Press Releases
Press Office
(518) 474-4015


December 11, 2008

State Comptroller Thomas P. DiNapoli Statement on
Legislation Aimed at Reducing Local Government Costs

New York State Comptroller Thomas P. DiNapoli today released a statement regarding the proposed legislation aimed at easing barriers to consolidating and dissolving local governments in New York State.

“New York is so used to our current structures of government that we rarely stop to think about how they can be changed,” DiNapoli said. “We need to empower residents and local officials to find the most efficient way to deliver services and reduce costs. This legislation is an important part of the discussion.

“New York cannot keep doing business as usual, because we don’t have the dollars to pay for business as usual.
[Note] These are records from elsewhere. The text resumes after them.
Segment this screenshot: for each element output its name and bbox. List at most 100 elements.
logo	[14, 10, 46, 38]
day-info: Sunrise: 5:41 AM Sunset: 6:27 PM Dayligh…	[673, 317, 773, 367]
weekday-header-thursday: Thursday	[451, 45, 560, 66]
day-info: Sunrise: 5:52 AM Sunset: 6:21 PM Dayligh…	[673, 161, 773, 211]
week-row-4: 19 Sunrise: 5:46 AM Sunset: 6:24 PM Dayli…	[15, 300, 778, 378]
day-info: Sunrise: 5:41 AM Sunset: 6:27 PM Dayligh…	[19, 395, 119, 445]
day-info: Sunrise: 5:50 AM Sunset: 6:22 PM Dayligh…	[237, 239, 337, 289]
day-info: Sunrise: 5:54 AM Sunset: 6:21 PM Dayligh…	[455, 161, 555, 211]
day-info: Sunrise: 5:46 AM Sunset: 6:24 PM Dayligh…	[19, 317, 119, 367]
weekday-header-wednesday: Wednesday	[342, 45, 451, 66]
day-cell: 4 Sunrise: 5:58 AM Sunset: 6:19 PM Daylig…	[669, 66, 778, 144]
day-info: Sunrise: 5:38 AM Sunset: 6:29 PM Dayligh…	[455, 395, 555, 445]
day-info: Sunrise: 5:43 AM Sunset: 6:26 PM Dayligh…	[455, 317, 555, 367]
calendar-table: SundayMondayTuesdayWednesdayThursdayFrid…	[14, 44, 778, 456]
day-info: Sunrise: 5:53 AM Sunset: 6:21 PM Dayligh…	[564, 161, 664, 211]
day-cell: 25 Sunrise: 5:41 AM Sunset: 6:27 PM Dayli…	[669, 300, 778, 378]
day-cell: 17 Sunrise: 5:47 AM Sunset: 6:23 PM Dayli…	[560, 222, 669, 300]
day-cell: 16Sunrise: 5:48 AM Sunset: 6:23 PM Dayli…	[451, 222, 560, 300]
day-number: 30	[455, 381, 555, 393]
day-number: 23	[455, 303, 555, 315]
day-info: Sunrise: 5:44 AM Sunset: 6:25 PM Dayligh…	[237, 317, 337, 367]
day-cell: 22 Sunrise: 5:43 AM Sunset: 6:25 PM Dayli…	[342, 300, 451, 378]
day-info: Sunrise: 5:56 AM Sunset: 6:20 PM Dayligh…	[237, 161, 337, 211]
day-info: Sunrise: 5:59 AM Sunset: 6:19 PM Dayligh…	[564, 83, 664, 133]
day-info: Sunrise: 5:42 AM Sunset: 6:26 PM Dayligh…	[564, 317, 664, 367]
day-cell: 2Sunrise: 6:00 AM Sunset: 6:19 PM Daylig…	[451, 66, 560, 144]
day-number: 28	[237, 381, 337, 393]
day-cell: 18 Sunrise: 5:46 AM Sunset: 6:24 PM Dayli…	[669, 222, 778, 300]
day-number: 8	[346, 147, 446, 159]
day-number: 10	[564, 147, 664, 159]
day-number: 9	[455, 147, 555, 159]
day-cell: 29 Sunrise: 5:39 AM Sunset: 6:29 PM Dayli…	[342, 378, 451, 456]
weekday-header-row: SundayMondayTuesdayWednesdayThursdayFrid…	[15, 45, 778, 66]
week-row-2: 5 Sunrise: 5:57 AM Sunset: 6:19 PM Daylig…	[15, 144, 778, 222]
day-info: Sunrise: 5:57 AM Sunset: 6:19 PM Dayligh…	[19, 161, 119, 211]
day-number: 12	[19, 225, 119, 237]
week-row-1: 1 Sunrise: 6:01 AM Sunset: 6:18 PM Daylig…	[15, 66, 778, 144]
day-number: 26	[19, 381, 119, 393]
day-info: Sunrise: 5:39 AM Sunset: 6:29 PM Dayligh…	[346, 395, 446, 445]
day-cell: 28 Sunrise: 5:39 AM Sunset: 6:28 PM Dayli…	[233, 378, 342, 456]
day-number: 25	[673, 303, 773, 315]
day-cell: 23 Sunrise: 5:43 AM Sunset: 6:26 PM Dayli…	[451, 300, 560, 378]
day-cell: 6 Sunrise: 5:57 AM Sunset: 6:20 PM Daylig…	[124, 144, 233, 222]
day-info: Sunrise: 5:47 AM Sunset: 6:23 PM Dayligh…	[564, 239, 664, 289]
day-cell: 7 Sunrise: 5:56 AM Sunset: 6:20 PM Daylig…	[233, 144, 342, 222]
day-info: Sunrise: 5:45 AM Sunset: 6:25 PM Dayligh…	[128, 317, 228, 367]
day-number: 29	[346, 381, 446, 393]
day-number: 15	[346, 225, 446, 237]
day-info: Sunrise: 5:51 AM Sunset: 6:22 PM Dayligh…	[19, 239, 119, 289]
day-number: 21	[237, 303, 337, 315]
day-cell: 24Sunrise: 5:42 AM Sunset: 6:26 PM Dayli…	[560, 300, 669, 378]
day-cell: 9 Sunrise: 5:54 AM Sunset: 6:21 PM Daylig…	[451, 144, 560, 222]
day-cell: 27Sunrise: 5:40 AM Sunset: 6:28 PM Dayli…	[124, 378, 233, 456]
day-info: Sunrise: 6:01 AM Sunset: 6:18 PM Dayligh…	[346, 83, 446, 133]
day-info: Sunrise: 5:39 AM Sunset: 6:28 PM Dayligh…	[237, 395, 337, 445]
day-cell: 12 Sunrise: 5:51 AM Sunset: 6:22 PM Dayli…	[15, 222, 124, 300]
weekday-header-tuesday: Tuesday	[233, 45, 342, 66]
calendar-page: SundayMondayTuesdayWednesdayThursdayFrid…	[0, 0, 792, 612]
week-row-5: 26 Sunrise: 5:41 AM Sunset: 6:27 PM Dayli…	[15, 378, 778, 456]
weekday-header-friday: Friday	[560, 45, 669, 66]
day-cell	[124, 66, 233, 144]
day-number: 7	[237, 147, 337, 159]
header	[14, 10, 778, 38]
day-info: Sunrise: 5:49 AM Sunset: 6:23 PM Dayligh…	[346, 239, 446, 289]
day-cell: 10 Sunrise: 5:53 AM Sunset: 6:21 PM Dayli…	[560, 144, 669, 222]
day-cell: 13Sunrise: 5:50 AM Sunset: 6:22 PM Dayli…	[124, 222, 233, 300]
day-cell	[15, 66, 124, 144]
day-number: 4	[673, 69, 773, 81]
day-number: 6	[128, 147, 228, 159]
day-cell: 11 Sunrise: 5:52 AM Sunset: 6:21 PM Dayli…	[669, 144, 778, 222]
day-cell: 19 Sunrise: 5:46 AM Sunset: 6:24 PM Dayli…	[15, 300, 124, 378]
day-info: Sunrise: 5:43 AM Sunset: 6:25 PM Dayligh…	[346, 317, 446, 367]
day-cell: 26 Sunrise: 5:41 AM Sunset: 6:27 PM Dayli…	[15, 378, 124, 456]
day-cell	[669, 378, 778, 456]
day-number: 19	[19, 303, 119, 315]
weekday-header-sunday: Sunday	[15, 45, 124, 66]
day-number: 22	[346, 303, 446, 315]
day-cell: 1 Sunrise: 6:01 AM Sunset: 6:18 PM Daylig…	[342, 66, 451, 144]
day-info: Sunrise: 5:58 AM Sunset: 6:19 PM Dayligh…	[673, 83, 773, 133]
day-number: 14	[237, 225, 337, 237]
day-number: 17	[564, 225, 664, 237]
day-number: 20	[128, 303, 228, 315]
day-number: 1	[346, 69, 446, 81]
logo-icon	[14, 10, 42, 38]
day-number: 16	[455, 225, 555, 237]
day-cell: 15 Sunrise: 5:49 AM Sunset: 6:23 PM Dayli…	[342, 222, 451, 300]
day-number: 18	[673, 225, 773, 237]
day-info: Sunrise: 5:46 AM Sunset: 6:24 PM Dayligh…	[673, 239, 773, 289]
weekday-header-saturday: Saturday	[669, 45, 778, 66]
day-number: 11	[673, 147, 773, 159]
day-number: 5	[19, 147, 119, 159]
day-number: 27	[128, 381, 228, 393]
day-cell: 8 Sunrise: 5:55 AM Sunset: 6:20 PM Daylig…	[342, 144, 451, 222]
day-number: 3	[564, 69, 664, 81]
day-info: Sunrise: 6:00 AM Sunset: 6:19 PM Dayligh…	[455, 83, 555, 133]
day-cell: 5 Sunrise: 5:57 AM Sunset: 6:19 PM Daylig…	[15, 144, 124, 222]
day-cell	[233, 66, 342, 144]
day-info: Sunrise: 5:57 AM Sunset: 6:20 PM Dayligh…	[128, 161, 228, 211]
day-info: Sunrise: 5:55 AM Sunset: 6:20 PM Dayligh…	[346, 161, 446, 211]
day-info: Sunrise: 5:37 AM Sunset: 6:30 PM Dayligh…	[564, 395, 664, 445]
Let’s build a better model of government that recognizes fiscal realities and still remembers what the legitimate purpose of government is.”

In 2008, DiNapoli and Nassau County Executive Tom Suozzi successfully proposed legislation aimed at making special districts more accountable and make information more accessible to taxpayers. The legislation required special districts with elected boards of commissioners to obtain public input during the budget process and disclose all financial information and public meetings.

In March 2007, DiNapoli released a report on special districts that found significant growth in the number of special districts statewide. Towns establish special districts so they can offer services such as lighting, water, sewer, refuse collection, parks and drainage into a particular area. The report found that taxpayers on average pay $257 per household for special districts in New York State, with taxpayers in Nassau County paying the most statewide ($946).

Click here for a copy of the March 2007 special district report.

In addition, DiNapoli’s office has released two publications on navigating the legal process for consolidating special district and local justice courts.